2005/8/7-8 [Politics/Foreign/Canada, Politics/Foreign/MiddleEast/Iraq] UID:39033 Activity:nil
8/7     RIP, Peter Jennings:
        \_ He was killed by lawyers from the tobacco lobby.  Doctors say
           lung cancer...yeah, right.  -whako conspiracy
        \_ and on freerepugnant, people are celebrating, 'This man has done
           great harm to our country under the guise of "freedom of
           the press" and I will not forget that.'
2005/8/7-11 [Science/Space, Computer/HW/Memory] UID:39034 Activity:nil
8/7     The Space Shuttle still uses floppy disks. Would somebody please
        tell them how unreliable floppies are. Buy them USB flash drives!
        \- high density electronics and media may be more suspectible
           to instability due to thermal noise or radiation. lbl has/had
           one of the faciltiies for "space certifications" for electronics.
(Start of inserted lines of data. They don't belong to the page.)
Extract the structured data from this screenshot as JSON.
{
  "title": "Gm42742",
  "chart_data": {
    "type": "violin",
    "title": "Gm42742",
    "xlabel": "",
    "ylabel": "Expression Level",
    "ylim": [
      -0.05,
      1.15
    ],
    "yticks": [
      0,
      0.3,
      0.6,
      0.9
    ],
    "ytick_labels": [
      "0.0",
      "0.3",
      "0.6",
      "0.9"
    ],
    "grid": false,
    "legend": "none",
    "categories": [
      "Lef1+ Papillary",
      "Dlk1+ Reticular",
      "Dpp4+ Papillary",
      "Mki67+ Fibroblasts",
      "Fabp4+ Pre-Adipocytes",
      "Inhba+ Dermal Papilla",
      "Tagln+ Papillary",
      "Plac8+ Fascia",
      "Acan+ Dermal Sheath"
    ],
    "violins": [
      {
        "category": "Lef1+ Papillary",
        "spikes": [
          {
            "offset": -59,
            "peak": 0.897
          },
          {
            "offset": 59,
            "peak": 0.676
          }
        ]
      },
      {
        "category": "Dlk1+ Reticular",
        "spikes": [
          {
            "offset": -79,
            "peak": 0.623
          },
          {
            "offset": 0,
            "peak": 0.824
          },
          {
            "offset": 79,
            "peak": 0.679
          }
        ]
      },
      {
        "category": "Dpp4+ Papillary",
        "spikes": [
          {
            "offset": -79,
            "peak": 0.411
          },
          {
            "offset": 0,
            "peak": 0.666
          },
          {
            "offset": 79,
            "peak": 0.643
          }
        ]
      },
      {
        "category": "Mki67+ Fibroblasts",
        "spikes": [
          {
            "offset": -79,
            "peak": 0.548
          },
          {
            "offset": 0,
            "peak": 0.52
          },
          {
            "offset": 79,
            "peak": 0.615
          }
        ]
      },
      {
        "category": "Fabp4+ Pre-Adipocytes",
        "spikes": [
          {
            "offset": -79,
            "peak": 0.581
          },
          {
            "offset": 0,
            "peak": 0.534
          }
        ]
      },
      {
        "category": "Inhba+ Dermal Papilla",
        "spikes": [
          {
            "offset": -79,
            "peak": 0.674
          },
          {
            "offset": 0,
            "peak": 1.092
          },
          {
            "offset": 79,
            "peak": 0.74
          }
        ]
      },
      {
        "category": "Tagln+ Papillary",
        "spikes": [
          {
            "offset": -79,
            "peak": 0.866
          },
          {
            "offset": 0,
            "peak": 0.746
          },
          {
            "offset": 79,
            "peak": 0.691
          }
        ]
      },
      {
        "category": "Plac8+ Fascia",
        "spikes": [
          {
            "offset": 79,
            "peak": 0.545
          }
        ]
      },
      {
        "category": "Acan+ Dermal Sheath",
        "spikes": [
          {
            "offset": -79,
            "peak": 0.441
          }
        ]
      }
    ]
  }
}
        \_ Another question is: why is anything on removable media when
           everything happens within the shuttle and there is nowhere else to
           \_ networks can go down, they have multiple points of failure
              - what do you do then?
              \_ I see.
        \_ NASA is intentionally slow to adopt new technology for use on
           the orbiters.  In addition to testing the living hell out of
           particular systems themselves, they also want the general
           technology to have seen widespread use enough to have flushed
           out any problems.  Note that other thread in the motd at the
           moment about motherboards with bad capacitors, and consider that
           it's probably a good thing that the orbiters' avionics are ugraded
           less frequently than the average sodan's computer.  Remember that
           the shuttle program started in the seventies, and that floppies
           actually represent an *upgrade*.  For the poster who asked why
           anything is on removable media, what else would you suggest?
           Hard drives don't perform well under a lot of acceleration, and
           can be damaged easily by vibration (such as during launch and
           reentry).  Many nonvolatile memory technologies have come and gone
           over the life of the shuttle program without being adopted.  When
           they started, the computers available simply didn't have enough
           memory and they had to load things in from tapes over the course
           of a mission.  In a system as complex as the shuttle, there's
           a tremendous ripple effect to changing the flight computers, both
           to the physical systems and the procedures and training for all
           personnel involved.  Given the risks, there's a lot to be said for
           not fixing it if that aspect of the shuttle isn't broken.